The ever elusive question: How do I get better 'quicker'? Well.. it involves a lot of sketchbooks, sketches, trial and error, studies and hard work - and that
doesn't come quickly. 30+ Sketchbooks, 3000+ pieces of paper, 10,000+ sketches
Check out his post, he got pictures to demonstrate!
For me, I'm setting to draw on 10-20 sheets of copy paper on both sides daily. Along with that are studying and observing, working hard and pushing myself without over exerting yourself. I want to get better at what I love to do. It pains me to look at my embarrassing gallery. So this is important. For me right now, life drawing, perspective, figure drawing are on the top of my list.

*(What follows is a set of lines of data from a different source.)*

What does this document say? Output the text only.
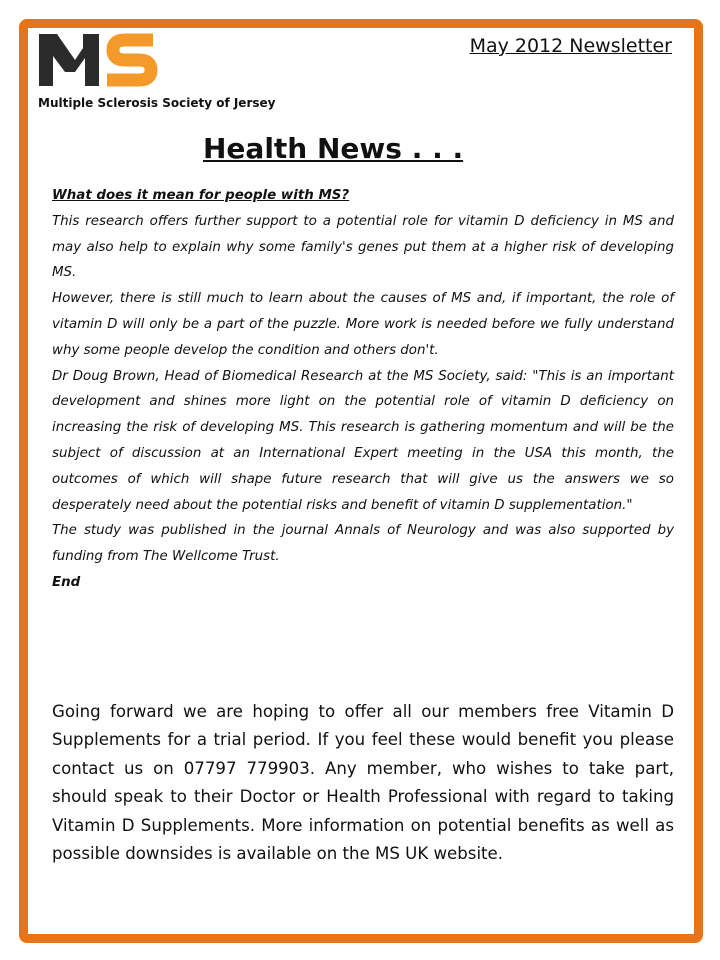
Multiple Sclerosis Society of Jersey
May 2012 Newsletter
Health News . . .

What does it mean for people with MS?

This research offers further support to a potential role for vitamin D deficiency in MS and may also help to explain why some family's genes put them at a higher risk of developing MS.

However, there is still much to learn about the causes of MS and, if important, the role of vitamin D will only be a part of the puzzle. More work is needed before we fully understand why some people develop the condition and others don't.

Dr Doug Brown, Head of Biomedical Research at the MS Society, said: "This is an important development and shines more light on the potential role of vitamin D deficiency on increasing the risk of developing MS. This research is gathering momentum and will be the subject of discussion at an International Expert meeting in the USA this month, the outcomes of which will shape future research that will give us the answers we so desperately need about the potential risks and benefit of vitamin D supplementation."

The study was published in the journal Annals of Neurology and was also supported by funding from The Wellcome Trust.

End

Going forward we are hoping to offer all our members free Vitamin D Supplements for a trial period. If you feel these would benefit you please contact us on 07797 779903. Any member, who wishes to take part, should speak to their Doctor or Health Professional with regard to taking Vitamin D Supplements. More information on potential benefits as well as possible downsides is available on the MS UK website.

Another thing I wanted to add since I'm on the topic of skill improving, for 2 years I have been considering very strongly on whether to go to an art school/university or just stick with teaching myself. There are plenty of artists I've come across who are really good and never went to art school nor receive any formal training (if very little). Adam Hughes is one of them.
I was reading Richard Williams' Animator's Survival Kit and one advice he had given stuck out to me. He stated:
"[M]y mother had once said, 'When you go to art school, you'll find everybody sitting around practicing how to do their signature,' and sure enough,
there they were, some of them doing just that.
She also gave me this great advice: 'Don't try to develop a style. Ignore style. Just concentrate on the drawing and style will just occur.
I felt that that's important to mention because often times I've seen people jumping the band wagon trying to develop a style. I was one of them. But I want to be a good draftsman, er, woman, something Richard Williams emphasize if one wants to be a good animator. So fundamentals first and everything else will follow.
You may be thinking why must I draw all that much? Have you seen Kim Jung Gi draw? The guy drew on big roll of paper on the wall with a sharpie and no guide lines nor penciling. I've read people's comments, expressing their awes and wondering how he could get the proportion and perspective accurately without any guide. And these are illustrators with 10+ years of experience awing over this. I'm in awe of the guy's expertise but it's obvious why he's that good. He was always drawing, no doubt practice relentlessly. If you tell me talent, then that only played a small part.
So draw, my friend, draw!!! Now if you would excuse me, I'm gonna go draw.